It is considered as a virtual table that can be used almost anywhere that a table can be
used (filters, joins, subqueries, etc.,).
Whenever you query a view, the underlying SQL query associated with the view gets
executed dynamically and will fetch data from underlying tables.
Views serve a variety of purposes like combining, segregating, protecting data.
Changes to a table are not automatically propagated to views created on that table.
For example, if you drop a column in a table, the views on that table might become
invalid.
Advantages of views: -
Encapsulate complex query logic.
Store common queries in the schema, so they can be reused.
Views Allow Granting Access to a Subset of a Table.
Materialized Views Can Improve Performance.
No need of additional maintenance, auto refresh of results.
Types of views: -
1. Regular Views/Non-materialized views: -
A non-materialized view’s results are created by executing the query at the time
that the view is referenced in a query.
The results are not stored for future use.
Performance is slower as compared to materialized views.
Non-materialized views are the most common type of view.
2. Materialized views: -
Materialized views are designed to improve query performance for workloads
composed of common, repeated query patterns.
A materialized view stores pre-computed result set.
Materialized views require Enterprise edition or higher.
No need to refresh the materialized view manually. It can be refreshed
automatically.
Querying a materialized view gives better performance than querying the base
tables.
It can be created on single table; we can’t build it on multiple tables by joining.
Use materialized view on a table which is queried frequently.
The results of the view are kept up to date automatically, stored and directly
pulled every time the view is referenced.
Storage cost: Materialized view stores query results, which adds to the monthly
storage usage for account.
Compute cost: To prevent materialized view from becoming out-of-date,
snowflake performs automatic background maintenance of materialized views.
When a base table changes, all materialized views defined on the table are
updated by a background service that uses compute resources provided by
snowflake.

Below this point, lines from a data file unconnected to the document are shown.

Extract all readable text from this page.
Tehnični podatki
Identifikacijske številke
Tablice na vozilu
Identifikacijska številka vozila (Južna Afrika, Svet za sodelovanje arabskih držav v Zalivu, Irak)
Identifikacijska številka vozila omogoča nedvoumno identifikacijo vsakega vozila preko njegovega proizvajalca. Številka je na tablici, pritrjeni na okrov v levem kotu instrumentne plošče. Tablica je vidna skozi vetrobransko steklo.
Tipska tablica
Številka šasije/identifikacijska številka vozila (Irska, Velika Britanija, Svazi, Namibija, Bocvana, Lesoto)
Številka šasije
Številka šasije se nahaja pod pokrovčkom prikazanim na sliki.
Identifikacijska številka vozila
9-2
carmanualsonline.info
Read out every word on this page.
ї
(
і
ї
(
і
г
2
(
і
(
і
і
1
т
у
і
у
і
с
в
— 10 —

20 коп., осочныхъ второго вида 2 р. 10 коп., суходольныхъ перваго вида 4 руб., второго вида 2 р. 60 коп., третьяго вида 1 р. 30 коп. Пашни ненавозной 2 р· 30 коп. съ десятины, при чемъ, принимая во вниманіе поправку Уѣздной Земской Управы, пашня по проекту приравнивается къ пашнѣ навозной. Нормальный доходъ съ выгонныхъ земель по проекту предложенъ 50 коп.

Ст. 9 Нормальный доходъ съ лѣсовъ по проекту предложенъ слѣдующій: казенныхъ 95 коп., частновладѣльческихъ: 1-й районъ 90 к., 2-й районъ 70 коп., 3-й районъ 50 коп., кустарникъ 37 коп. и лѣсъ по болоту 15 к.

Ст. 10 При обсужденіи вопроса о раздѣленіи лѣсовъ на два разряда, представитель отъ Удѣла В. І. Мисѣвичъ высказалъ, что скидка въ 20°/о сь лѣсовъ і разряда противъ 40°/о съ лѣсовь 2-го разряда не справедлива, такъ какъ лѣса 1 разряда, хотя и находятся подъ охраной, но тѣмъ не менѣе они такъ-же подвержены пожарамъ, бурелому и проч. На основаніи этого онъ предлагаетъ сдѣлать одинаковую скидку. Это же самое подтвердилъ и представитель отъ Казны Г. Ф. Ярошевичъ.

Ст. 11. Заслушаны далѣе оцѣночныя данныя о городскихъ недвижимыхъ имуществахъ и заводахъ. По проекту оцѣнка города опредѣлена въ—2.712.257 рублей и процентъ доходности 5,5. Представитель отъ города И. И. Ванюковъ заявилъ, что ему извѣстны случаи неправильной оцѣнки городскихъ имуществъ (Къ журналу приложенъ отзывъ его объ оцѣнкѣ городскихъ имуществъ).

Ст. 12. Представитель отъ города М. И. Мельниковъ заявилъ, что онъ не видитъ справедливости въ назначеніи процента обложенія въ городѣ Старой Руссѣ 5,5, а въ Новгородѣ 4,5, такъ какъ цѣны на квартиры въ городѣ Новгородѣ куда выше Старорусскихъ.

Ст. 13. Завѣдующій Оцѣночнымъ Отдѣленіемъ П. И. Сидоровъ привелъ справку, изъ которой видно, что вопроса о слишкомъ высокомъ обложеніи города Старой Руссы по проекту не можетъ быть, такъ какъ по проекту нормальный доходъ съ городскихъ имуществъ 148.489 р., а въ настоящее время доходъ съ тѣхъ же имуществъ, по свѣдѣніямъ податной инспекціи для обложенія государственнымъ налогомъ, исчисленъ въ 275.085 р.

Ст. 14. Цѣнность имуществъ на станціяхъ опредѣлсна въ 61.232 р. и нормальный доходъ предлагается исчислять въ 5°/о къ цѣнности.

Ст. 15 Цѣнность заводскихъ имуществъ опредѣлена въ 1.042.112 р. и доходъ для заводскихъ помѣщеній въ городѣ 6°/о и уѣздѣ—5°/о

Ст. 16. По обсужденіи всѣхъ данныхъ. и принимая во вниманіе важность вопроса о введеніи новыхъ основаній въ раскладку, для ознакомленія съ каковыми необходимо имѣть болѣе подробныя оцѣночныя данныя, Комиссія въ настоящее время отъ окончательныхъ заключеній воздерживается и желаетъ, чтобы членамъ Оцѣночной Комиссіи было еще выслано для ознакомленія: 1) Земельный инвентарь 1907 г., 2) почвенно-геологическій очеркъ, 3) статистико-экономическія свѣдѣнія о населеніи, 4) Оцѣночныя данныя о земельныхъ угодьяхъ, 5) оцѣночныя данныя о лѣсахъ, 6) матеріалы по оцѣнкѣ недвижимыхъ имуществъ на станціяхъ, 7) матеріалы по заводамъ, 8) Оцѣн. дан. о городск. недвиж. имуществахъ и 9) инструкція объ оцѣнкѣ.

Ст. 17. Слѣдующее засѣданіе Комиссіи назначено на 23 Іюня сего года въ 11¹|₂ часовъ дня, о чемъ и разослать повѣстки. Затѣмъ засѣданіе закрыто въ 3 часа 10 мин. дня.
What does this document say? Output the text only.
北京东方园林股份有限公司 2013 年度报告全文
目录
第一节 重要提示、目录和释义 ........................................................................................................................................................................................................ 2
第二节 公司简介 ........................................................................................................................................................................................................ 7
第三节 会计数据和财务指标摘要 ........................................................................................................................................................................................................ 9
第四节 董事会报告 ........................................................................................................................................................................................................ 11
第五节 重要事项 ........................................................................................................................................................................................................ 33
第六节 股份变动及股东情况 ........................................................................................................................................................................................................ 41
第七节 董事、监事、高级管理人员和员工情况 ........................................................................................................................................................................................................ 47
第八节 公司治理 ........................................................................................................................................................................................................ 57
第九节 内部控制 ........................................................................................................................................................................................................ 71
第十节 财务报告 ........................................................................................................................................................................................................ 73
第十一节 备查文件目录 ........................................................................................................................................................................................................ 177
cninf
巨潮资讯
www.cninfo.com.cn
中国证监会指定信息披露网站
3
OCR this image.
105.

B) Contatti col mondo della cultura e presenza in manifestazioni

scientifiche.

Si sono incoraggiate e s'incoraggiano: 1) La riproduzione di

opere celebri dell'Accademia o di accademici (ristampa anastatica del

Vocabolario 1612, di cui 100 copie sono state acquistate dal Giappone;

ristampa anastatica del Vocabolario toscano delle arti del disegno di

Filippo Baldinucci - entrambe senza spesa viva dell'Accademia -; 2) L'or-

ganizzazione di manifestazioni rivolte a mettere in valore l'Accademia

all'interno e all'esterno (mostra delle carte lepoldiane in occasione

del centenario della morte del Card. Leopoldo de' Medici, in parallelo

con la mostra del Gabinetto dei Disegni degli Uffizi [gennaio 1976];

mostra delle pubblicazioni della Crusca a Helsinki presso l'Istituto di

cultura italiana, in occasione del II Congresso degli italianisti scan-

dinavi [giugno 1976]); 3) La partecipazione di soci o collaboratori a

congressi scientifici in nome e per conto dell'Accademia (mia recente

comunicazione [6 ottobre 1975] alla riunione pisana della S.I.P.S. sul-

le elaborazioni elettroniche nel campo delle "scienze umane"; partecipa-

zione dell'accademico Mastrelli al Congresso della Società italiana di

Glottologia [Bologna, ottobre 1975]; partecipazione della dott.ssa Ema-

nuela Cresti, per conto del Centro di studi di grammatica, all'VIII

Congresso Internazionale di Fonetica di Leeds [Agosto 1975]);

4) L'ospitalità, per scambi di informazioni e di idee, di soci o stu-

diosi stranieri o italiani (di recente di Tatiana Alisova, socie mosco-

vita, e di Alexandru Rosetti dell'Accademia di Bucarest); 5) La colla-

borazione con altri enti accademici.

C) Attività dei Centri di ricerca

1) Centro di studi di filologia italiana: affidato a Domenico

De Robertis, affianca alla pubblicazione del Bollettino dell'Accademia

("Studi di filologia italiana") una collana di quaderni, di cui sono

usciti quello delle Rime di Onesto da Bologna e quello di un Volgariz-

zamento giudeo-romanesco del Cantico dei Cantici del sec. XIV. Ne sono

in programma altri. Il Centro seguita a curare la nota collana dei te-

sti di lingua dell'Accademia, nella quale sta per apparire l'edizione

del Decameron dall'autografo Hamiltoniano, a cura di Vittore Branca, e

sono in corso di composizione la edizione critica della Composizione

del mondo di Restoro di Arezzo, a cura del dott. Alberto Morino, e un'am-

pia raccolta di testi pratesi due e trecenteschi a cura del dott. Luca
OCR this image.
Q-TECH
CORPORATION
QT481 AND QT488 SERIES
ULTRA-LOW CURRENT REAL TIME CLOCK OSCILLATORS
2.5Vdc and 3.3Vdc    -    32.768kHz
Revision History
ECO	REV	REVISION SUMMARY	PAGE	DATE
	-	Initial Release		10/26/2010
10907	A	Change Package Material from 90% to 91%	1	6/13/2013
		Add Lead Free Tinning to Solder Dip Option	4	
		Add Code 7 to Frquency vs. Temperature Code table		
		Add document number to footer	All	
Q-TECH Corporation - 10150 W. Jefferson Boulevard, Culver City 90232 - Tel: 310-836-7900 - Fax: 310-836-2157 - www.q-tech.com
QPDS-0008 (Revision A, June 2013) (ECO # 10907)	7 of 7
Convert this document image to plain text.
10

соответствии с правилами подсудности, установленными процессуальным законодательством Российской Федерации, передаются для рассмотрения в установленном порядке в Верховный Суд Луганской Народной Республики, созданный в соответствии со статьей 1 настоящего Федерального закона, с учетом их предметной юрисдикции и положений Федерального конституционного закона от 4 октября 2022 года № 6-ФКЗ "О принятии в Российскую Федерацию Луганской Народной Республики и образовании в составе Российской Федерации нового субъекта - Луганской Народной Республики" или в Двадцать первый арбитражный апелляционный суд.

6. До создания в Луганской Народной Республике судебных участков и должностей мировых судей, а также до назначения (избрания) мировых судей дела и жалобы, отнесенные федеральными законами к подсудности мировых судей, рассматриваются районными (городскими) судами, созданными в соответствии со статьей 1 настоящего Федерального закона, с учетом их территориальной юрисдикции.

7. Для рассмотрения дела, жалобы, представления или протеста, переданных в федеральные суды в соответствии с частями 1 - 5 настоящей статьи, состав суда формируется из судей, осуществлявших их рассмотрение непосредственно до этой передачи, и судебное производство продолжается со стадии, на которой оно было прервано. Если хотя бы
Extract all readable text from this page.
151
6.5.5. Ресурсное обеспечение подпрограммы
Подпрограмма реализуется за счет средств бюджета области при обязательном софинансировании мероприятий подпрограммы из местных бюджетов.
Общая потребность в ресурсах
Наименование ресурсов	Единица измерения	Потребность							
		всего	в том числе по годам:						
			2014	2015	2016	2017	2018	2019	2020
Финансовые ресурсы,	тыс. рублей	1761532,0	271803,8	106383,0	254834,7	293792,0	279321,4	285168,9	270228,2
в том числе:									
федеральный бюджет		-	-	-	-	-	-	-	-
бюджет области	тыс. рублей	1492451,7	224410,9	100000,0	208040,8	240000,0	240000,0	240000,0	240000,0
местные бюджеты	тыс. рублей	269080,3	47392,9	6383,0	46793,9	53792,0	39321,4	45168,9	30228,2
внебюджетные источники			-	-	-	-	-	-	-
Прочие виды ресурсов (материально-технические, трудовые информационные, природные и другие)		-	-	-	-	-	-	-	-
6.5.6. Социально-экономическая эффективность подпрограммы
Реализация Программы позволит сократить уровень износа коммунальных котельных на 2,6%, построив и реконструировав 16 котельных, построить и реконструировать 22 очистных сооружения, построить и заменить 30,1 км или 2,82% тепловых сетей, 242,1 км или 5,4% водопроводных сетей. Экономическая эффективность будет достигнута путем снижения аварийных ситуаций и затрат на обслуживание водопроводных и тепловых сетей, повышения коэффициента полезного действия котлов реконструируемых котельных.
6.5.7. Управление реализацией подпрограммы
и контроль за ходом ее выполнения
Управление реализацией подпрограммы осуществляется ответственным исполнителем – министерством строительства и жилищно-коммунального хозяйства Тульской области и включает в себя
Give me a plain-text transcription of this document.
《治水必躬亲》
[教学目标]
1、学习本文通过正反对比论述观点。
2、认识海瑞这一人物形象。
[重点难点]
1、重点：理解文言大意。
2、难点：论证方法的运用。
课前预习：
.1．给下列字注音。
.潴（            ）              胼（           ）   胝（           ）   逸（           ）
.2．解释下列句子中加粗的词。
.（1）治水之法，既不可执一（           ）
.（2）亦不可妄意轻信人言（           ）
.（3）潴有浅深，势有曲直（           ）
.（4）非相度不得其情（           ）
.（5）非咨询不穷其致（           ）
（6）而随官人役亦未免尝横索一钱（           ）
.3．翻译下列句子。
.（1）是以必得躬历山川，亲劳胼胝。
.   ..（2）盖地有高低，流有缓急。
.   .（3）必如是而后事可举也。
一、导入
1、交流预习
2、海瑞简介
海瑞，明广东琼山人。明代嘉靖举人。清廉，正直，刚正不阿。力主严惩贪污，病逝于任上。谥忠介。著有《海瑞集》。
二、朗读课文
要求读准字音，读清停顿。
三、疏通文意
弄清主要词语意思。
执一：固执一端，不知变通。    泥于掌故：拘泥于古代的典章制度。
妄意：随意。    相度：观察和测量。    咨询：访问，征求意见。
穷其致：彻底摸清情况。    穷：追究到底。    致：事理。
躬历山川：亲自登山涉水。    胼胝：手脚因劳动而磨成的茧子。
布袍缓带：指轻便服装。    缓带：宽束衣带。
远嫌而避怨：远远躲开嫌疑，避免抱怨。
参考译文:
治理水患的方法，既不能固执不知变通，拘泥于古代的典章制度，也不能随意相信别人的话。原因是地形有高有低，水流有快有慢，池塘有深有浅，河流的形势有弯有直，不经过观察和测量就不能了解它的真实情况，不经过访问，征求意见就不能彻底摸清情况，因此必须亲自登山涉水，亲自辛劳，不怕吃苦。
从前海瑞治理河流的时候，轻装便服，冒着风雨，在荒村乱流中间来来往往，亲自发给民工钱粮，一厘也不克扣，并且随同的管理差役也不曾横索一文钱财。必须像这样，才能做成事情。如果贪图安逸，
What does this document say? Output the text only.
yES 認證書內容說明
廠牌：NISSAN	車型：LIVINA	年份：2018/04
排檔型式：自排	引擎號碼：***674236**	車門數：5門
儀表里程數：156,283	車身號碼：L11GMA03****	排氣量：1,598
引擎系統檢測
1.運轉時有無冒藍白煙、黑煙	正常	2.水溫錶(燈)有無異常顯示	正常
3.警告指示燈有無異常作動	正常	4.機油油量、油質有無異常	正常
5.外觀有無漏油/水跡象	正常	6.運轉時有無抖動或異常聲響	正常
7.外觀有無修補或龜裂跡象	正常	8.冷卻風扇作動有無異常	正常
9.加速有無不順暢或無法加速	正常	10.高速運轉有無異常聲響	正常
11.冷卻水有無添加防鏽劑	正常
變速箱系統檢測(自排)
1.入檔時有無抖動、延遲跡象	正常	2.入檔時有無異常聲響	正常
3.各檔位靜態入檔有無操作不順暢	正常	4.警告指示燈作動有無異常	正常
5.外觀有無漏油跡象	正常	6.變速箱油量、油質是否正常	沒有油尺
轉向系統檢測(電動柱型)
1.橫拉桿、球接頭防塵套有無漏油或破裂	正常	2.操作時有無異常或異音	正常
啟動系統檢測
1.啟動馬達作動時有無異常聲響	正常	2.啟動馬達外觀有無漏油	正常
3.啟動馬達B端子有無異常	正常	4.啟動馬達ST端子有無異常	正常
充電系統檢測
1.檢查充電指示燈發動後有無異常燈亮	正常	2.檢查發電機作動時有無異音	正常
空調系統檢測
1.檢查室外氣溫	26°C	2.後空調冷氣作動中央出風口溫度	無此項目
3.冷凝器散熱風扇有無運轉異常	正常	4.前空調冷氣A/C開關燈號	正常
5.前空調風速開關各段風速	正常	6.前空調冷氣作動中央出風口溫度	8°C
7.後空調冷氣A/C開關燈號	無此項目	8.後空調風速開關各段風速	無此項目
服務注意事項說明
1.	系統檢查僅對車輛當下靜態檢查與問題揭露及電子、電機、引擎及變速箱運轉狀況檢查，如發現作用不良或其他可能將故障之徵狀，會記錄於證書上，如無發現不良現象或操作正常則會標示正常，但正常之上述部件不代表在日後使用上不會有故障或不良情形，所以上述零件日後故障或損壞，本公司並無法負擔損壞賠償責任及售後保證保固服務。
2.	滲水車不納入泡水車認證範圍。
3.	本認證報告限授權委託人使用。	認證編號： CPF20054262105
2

So, there will be a compute cost associated with it.
3. Secured views: -
Secure view does not allow users to see the definition of the view.
The definition of the view is only exposed to authorized users only.
If we don’t want the users to see underlying tables present in a database create
secure view.
The view can be referenced but its underlying definition is not exposed.
Use secure views whenever the view logic must be hidden from the view users.
Important Points:
Order by clause can be a part of view definition, but snowflake recommends excluding
it.
Views are not dynamic and doesn’t change automatically unless underlying sources are
modified.
We cannot use limit clause in a materialized view.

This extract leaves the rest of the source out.